Set these in your shell, .env file, or your organization's secrets manager. Agents auto-discover available connections on startup.

Building Custom Agents

Each Data Workers agent is an MCP server. You can build custom agents that plug into the swarm:

  • Implement the MCP server protocol. Your agent exposes tools, resources, and prompts via MCP.
  • Register with the context layer. Your custom agent shares context with other agents through the same shared context layer used by built-in agents.
  • Define your tools. Each tool has a name, description, input schema, and execution handler.
  • Set autonomy levels. Define which operations your agent can perform autonomously and which require approval.

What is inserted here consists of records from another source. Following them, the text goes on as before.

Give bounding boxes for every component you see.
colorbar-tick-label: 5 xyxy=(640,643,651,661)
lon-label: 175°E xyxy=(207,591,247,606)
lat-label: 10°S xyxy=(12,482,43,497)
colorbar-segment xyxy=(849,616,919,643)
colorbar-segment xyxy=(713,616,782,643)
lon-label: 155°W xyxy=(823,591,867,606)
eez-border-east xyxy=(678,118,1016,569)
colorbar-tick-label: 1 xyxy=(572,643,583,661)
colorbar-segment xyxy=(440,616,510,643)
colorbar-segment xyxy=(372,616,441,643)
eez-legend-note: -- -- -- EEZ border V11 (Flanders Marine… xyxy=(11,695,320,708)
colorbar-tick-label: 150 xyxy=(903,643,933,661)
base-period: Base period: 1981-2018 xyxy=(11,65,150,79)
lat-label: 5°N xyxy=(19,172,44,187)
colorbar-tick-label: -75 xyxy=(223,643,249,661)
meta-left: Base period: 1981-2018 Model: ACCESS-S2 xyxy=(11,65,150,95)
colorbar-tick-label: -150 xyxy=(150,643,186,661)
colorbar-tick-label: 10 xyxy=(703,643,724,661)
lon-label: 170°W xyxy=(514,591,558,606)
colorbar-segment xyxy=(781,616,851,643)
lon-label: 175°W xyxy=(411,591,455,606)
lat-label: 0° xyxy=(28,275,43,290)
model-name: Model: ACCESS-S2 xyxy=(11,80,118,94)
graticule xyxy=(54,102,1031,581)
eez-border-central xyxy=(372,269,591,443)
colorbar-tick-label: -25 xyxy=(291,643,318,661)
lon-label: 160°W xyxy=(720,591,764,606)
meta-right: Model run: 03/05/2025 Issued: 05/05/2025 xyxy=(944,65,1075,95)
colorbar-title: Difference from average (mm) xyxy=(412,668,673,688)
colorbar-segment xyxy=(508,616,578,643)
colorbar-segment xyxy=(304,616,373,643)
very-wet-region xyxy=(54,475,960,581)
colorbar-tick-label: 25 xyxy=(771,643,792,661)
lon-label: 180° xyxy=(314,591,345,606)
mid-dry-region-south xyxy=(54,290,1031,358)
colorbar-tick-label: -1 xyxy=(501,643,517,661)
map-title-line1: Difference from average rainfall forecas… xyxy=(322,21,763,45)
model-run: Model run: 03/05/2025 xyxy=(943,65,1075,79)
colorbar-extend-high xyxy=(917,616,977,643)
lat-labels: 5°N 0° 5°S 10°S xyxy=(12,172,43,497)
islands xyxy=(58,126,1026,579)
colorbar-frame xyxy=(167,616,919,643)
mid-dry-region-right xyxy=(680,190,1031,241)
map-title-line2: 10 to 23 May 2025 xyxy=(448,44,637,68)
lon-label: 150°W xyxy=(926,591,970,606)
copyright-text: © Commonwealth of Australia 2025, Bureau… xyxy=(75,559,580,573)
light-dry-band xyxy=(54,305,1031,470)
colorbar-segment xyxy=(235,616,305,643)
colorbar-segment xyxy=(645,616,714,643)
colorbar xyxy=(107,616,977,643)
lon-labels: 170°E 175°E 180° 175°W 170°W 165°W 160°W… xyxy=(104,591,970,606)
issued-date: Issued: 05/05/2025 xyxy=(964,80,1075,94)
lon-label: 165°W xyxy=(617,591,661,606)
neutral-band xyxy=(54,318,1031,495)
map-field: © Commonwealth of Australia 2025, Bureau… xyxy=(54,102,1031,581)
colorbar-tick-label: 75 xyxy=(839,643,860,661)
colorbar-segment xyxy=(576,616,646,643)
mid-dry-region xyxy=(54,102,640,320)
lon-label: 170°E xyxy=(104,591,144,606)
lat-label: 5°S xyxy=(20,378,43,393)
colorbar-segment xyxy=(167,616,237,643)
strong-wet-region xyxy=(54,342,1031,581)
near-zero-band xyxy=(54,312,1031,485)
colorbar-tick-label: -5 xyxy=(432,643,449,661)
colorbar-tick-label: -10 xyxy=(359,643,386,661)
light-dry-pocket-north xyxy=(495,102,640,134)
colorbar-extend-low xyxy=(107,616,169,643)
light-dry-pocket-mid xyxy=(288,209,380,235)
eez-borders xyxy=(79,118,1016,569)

Custom agents are first-class citizens in the swarm. The Swarm Orchestration Agent coordinates them alongside built-in agents.

Extending Existing Agents

You can extend built-in agents without building from scratch:

  • Fork and customize: Clone an agent's repository and modify its behavior for your domain
  • Add custom tools: Register additional tools with an existing agent's MCP server
  • Configure domain-specific rules: Add custom detection patterns, quality rules, or governance policies specific to your data environment
  • Custom integrations: Add MCP connections to internal tools that are not yet supported out of the box

Local Development

Set up a local development environment:

Prerequisites: Node.js 20+ (for the website and tooling), Python 3.10+ (for agent development), Git.

Clone the repository, install dependencies, and start the dev server:

git clone https://github.com/DataWorkersProject/dataworkers-website-marketing.git
cd dataworkers-website-marketing && npm install
npm run dev

The dev server runs at http://localhost:5173 with hot reload enabled.

Contributing

The community edition is open source. Contributions are welcome:

  • Fork the repository on GitHub
  • Create a branch for your change (git checkout -b feature/my-change)
  • Make your changes and add tests where applicable
  • Submit a pull request with a clear description of the change and its motivation
  • A maintainer will review your PR. Address feedback and iterate until approved.

For bug reports and feature requests, open a GitHub Issue with reproduction steps or a description of the use case.